This notebook shows how to estimate the distance to a galaxy, given measurements of the optical light coming from it. More specifically, we're going to estimate the redshift of a galaxy, which is directly related to its distance from us, using 5-band photometry from the Sloan Digitial Sky Survey (SDSS).

Load the SDSS data.



In [1]:

    
# Load the SDSS data.  This is the photometric data 
# for 100k galaxies with spectroscopic redshifts. 
# The SQL call is in sdss_SQL.txt.
%pylab inline
from pandas.io.parsers import read_csv
d = read_csv('sdss_specz_r20_z0p01_z0p5.csv')









    



Populating the interactive namespace from numpy and matplotlib

Plot some photometry data, color-coded by (the logarithm of) spectroscopic redshift.



In [2]:

    
from plotting import plot_photodata
plot_photodata(d)

The main thing to take away from these figures is that redshift is a complex, non-linear function of the photometric data. Below we'll approximate this function using a Random Forest Regressor.

Build the photo-z estimator.



In [3]:

    
# We'll be using the scikit-learn machine learning library.
# Construct the feature array `X` and the target redshifts, `y`.
X = np.vstack([d.u-d.g, d.g-d.r, d.r-d.i, d.i-d.z, d.r]).T
y = d.redshift

# Split the data into training and testing samples.
np.random.seed(0)
from sklearn.cross_validation import train_test_split
X_train, X_test, y_train, y_test = train_test_split(X, y, test_size=0.33)

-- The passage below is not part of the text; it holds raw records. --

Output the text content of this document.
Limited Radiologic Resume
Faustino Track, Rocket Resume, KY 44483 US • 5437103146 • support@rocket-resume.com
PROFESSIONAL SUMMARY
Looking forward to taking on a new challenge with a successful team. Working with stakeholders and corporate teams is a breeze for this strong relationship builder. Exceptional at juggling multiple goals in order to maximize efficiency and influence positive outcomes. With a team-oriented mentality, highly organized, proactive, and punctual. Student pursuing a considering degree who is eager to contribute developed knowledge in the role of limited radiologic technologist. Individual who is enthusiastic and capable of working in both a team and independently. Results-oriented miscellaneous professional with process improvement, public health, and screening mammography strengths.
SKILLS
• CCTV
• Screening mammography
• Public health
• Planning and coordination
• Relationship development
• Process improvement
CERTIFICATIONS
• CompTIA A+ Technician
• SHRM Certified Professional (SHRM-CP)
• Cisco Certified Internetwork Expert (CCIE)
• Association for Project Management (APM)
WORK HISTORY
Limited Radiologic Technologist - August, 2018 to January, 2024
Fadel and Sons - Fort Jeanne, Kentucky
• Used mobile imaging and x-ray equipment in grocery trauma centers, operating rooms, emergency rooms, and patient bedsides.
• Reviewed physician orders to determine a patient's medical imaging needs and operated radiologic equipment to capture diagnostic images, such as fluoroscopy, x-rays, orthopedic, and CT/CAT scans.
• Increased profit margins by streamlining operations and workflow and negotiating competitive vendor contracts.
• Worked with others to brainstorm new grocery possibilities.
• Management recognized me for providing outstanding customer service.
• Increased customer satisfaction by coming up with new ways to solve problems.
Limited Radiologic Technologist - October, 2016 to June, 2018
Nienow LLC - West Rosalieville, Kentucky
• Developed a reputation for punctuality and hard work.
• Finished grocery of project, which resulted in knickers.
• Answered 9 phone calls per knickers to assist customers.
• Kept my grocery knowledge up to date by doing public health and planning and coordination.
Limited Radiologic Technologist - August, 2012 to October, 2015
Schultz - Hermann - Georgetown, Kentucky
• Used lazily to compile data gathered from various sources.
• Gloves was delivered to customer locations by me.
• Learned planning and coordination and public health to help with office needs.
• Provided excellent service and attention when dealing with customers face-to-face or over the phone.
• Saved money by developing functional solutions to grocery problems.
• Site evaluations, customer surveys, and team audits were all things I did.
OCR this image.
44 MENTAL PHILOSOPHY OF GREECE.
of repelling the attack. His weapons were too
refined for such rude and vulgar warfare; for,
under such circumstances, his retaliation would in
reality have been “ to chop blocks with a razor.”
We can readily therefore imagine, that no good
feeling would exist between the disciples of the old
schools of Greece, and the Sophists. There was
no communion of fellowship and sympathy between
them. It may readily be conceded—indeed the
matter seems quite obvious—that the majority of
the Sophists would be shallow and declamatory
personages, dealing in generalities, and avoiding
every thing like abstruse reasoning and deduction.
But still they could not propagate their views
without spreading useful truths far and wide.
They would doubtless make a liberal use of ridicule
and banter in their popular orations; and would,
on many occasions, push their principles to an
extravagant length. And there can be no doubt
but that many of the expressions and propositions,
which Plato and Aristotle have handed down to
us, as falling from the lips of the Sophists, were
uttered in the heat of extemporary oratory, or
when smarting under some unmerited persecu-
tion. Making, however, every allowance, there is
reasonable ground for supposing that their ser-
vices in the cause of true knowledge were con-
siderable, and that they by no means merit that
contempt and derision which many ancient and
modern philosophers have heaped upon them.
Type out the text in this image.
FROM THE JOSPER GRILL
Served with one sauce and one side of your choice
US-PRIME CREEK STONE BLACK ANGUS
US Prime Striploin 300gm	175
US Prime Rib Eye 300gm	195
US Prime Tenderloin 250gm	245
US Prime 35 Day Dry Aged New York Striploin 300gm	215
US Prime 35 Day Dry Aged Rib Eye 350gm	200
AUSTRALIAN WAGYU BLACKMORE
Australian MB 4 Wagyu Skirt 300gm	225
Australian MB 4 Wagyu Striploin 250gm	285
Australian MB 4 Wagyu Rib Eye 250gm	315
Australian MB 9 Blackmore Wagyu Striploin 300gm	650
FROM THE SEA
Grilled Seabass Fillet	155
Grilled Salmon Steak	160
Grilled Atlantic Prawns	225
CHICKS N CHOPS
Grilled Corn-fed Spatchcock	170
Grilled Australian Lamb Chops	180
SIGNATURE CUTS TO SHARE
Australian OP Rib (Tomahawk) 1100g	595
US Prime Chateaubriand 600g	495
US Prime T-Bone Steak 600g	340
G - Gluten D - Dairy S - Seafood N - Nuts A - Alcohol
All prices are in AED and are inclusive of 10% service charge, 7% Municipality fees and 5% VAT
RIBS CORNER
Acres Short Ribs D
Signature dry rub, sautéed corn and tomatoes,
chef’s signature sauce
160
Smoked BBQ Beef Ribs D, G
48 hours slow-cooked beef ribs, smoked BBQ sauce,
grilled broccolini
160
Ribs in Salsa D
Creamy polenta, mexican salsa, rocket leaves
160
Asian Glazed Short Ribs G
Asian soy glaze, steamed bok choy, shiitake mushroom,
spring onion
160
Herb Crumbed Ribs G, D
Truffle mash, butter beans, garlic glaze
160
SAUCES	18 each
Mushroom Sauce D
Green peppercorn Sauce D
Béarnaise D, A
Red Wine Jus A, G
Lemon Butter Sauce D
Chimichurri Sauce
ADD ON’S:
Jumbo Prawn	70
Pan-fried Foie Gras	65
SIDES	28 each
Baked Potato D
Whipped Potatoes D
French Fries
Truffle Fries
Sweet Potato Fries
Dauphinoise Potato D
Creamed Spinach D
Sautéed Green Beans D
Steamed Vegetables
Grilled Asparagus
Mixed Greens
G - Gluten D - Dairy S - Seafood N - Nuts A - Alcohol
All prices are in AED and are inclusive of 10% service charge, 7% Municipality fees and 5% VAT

# Fit a random forest regressor to the training data.
from sklearn.ensemble import RandomForestRegressor
rf = RandomForestRegressor(n_estimators=10, n_jobs=4)
rf.fit(X_train, y_train);

How well does it work?



In [4]:

    
# Make predictions for the redshifts of the test data.
y_predict = rf.predict(X_test)

# Calculate the residual error
err = y_predict-y_test
err99 = np.std(err[np.where(np.abs(err)<np.percentile(np.abs(err),99))[0]])
print 'The residual error is %0.03f.'%np.std(err)
print 'The residual error of the best 99'+r'%'+' is %0.03f.'%err99
print 'The median bias is small: %0.3f.'%np.median(err)
print 'The mean r-band magnitdue of the sample is %0.2f.'%np.mean(d.r)









    



The residual error is 0.021.
The residual error of the best 99% is 0.015.
The median bias is small: 0.001.
The mean r-band magnitdue of the sample is 16.64.

Summary

We were able to build a pretty decent photo-z estimator using a small number of lines of python. The RMS of the redshift error is 0.021, or 0.015 if we ignore the worst 1% of outliers. This is comparable to the RMS=0.018 value reported on the SDSS website, or the RMS=0.023 reported in this paper. That being said, we may be using slightly different datasets, and regardless, I'm sure that the other photo-z estimators have been much more thoroughly tested than the one presented here.